Pierre Boulez, Komponist, Dirigent, Musikschriftsteller, eine Schlüsselfigur des internationalen Musiklebens, ist im Alter von 90 Jahren in seinem Haus in Baden-Baden verstorben. Geboren in Montbrison (Loire) am 26. März 1925, nahm Pierre Boulez zunächst Klavierunterricht: « Ich bin sehr klassisch erzogen worden. Ich habe als Pianist zuerst die klassischen Werke der Klavierliteratur kennen gelernt. Bach, Mozart, Haydn, Beethoven. Zwar war ich nie sonderlich begabt, um Klavier zu spielen, aber die Werke waren mir nach einer gewissen Zeit sehr vertraut.

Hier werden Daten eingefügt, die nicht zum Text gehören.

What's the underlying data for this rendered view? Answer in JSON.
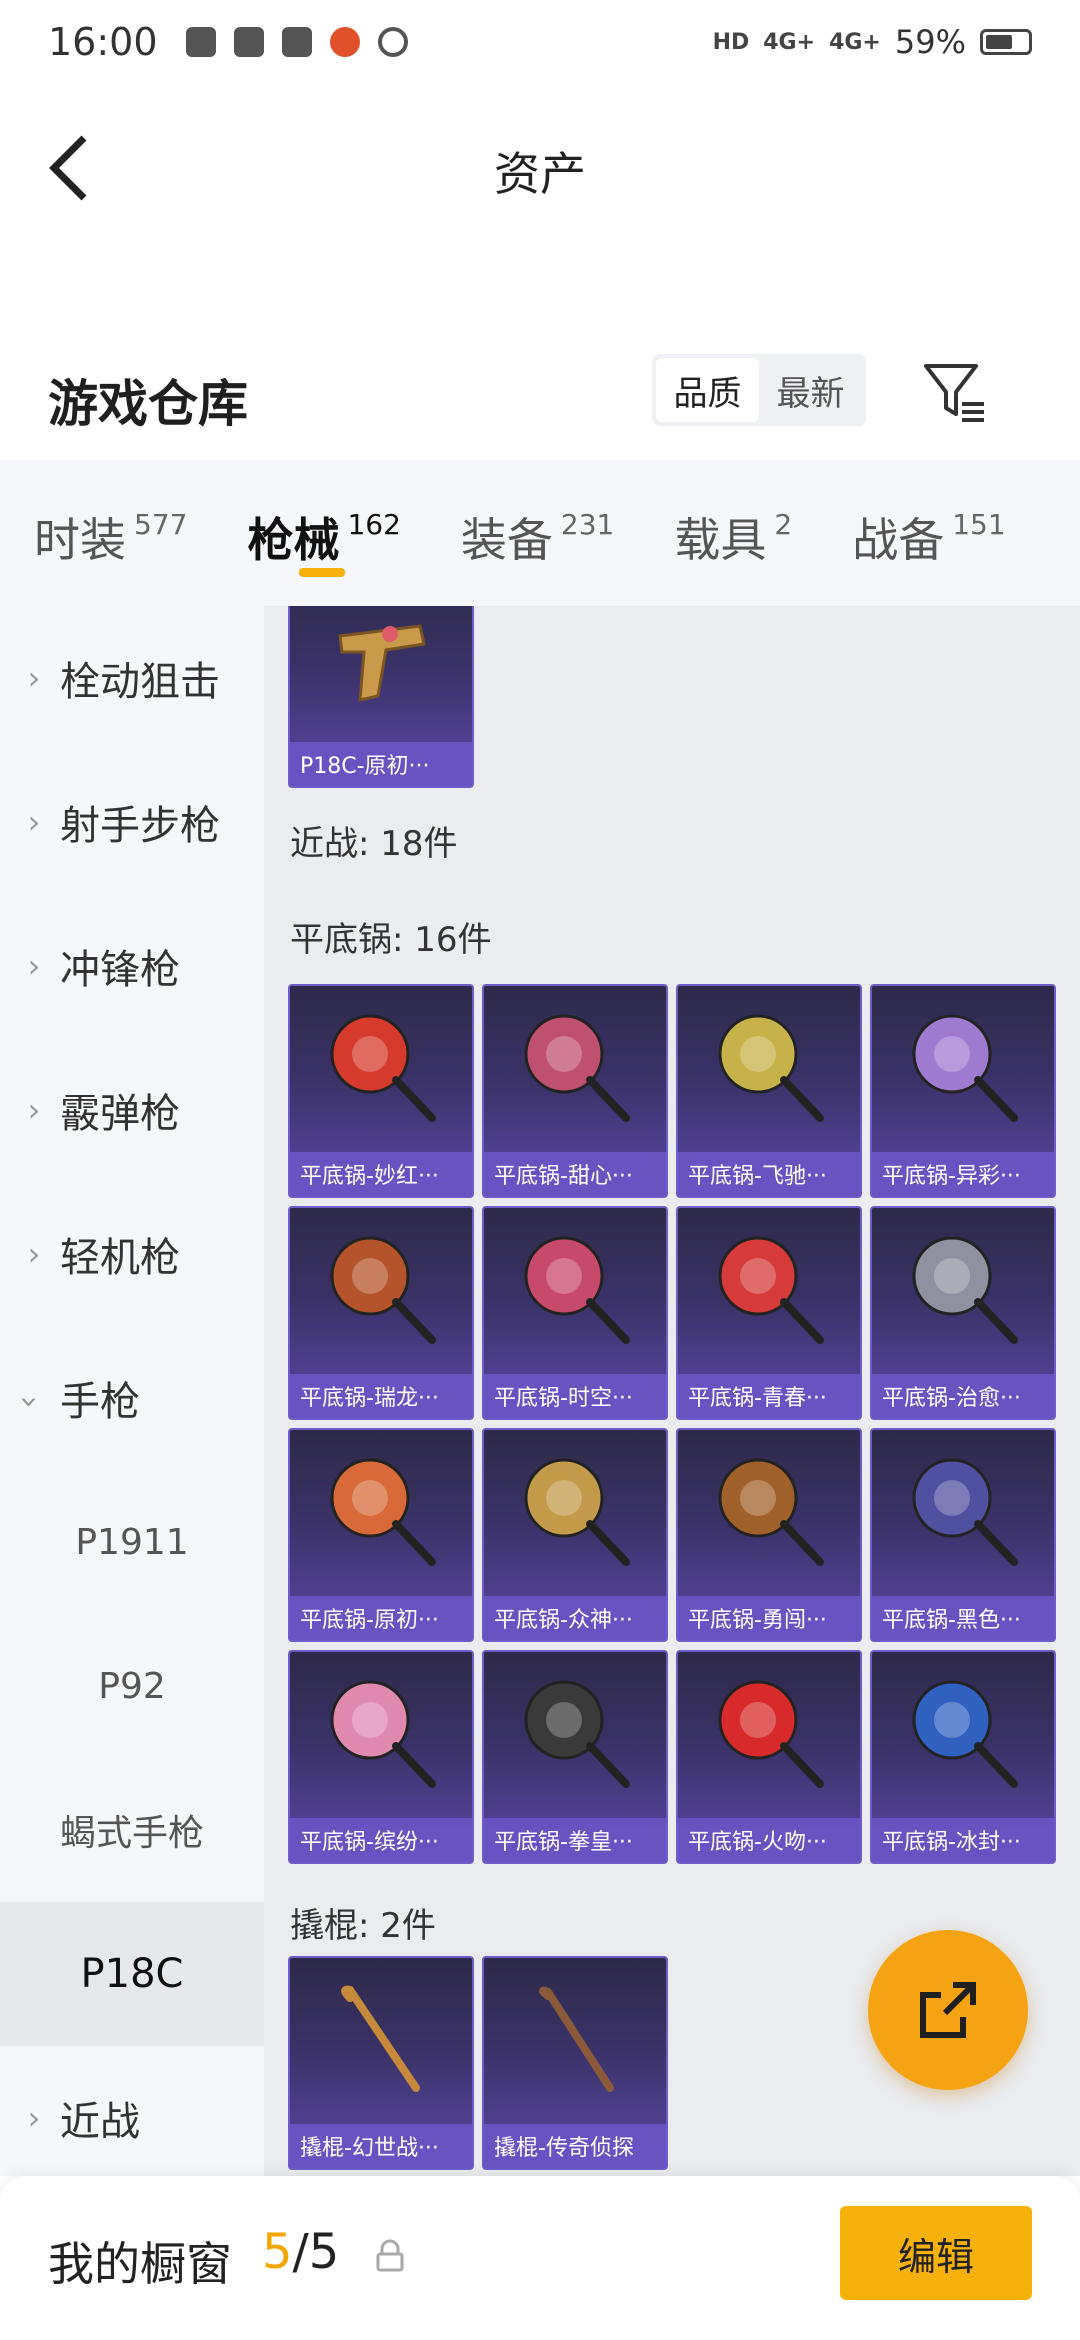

Die Konzert- und Opernliteratur dagegen habe ich weniger gekannt. Wir haben in einer sehr kleinen Stadt gelebt, etwas grösser als ein Dorf. Da hatte man keine Gelegenheit, ein Symphoniekonzert zu besuchen, geschweige denn eine Opernaufführung. Wenn es Konzerte gegeben hat, dann war es Kammermusik. Später in Lyon, damals war ich ungefähr 16 Jahre alt, habe ich begonnen, mich für die Konzert- und Opernliteratur zu interessieren. Debussy und Ravel waren die modernsten Komponisten, die ich damals kannte, das war 1940/41. Als Interpret habe ich bis dahin nur Klavier gespielt oder mit Amateuren Kammermusik gemacht »

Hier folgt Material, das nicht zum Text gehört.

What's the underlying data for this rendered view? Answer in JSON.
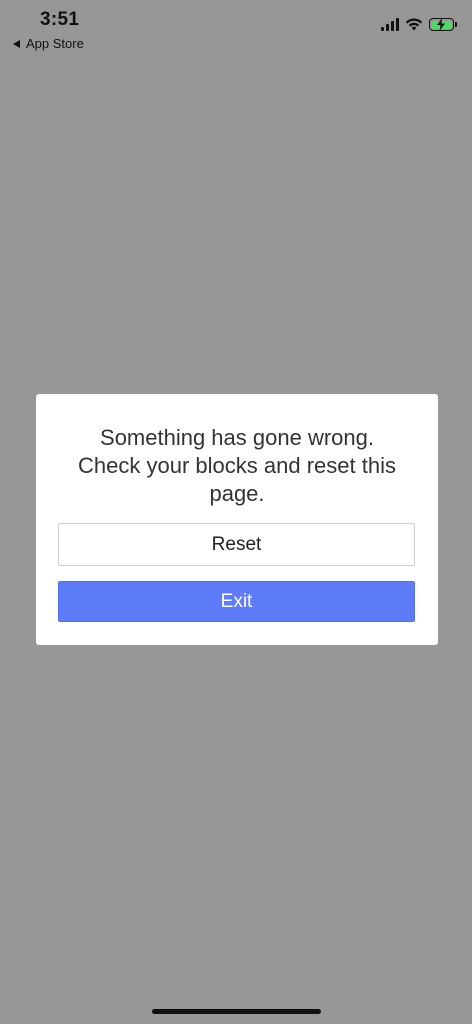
{
  "status_bar": {
    "time": "3:51",
    "back_label": "App Store",
    "battery_color": "#4cd964"
  },
  "modal": {
    "message_line1": "Something has gone wrong.",
    "message_line2": "Check your blocks and reset this",
    "message_line3": "page.",
    "reset_label": "Reset",
    "exit_label": "Exit",
    "exit_color": "#5f7cf8"
  }
}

1941 schrieb er sich in Lyon für die Klasse ‘Mathématiques spéciales’ ein, zur Vorbereitung auf die Aufnahmeprüfung für die ‘École Polytechnique’. Doch knapp ein Jahr später entschied er sich dann doch endgültig für die Musik, übersiedelte nach Paris und studierte ab 1944 bei Olivier Messiaen und René Leibowitz.

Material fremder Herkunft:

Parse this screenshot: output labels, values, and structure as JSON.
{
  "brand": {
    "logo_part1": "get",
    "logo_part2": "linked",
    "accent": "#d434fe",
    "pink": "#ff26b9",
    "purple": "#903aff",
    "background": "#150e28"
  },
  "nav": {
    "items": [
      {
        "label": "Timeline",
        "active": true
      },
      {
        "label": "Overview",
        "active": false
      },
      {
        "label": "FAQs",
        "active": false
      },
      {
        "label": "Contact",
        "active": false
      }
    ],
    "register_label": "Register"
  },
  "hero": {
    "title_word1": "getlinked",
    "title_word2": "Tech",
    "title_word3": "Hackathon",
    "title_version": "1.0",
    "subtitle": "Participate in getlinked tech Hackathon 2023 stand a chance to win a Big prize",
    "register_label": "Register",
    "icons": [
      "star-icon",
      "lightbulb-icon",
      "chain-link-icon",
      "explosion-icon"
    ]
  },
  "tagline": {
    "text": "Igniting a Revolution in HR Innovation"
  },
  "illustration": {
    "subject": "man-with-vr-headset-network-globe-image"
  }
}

Wesentliche Anregungen erhielt er im Austausch mit einer internationalen Studentenschar bei den Darmstädter Ferienkursen: « In Darmstadt haben sich Künstler getroffen, die während des Krieges gross geworden sind. Nach dem Krieg wollte niemand mehr zurück, jeder hatte den Drang, die Vergangenheit hinter sich zu lassen und Neues zu schaffen. Wir wollten erstens die Welt entdecken und zweitens natürlich sie verändern. Und dieses internationale Zusammenkommen und Zusammenarbeiten, dieses sich Austauschen hat somit auf künstlerischem Niveau viel früher eingesetzt als auf politischer Ebene. Und ich glaube, wir sind auch schneller zu befriedigenden Lösungen gekommen. »
Werke von Pierre Boulez wurden bald in Frankreich und auch bei Avantgarde-Festivals im Ausland uraufgeführt. Auch als Dirigent machte er sich schnell einen Namen, er dirigierte vor allem in den USA und ab 1966 auch Wagner-Opern in Bayreuth. Von 1969 bis 1975 war er Chefdirigent des BBC Symphony Orchestra, von 1970 bis 1977 Chefdirigent der New Yorker Philharmoniker. Die französische Regierung beauftragte ihn mit Planung und Aufbau des Zentrums für Neue Musik, IRCAM, in Paris, dessen Leitung er bis 1991 innehatte. 1976 gründete er dort das ‘Ensemble InterContemporain’.
Boulez’ Werke waren für Komponisten in aller Welt Orientierungspunkte. Am Anfang seiner Karriere, beginnend mit den späten Vierzigern, war er ein Rebell, der keinen Hehl daraus machte, mit der Musiktradition der ersten Jahrhunderthälfte nichts mehr zu tun haben zu wollen. Er lehnte Erneuerer wie Arnold Schönberg ab (« Schönberg est mort »), dessen Werke er aber später immer wieder dirigierte. Boulez hat Tote zum Leben erweckt.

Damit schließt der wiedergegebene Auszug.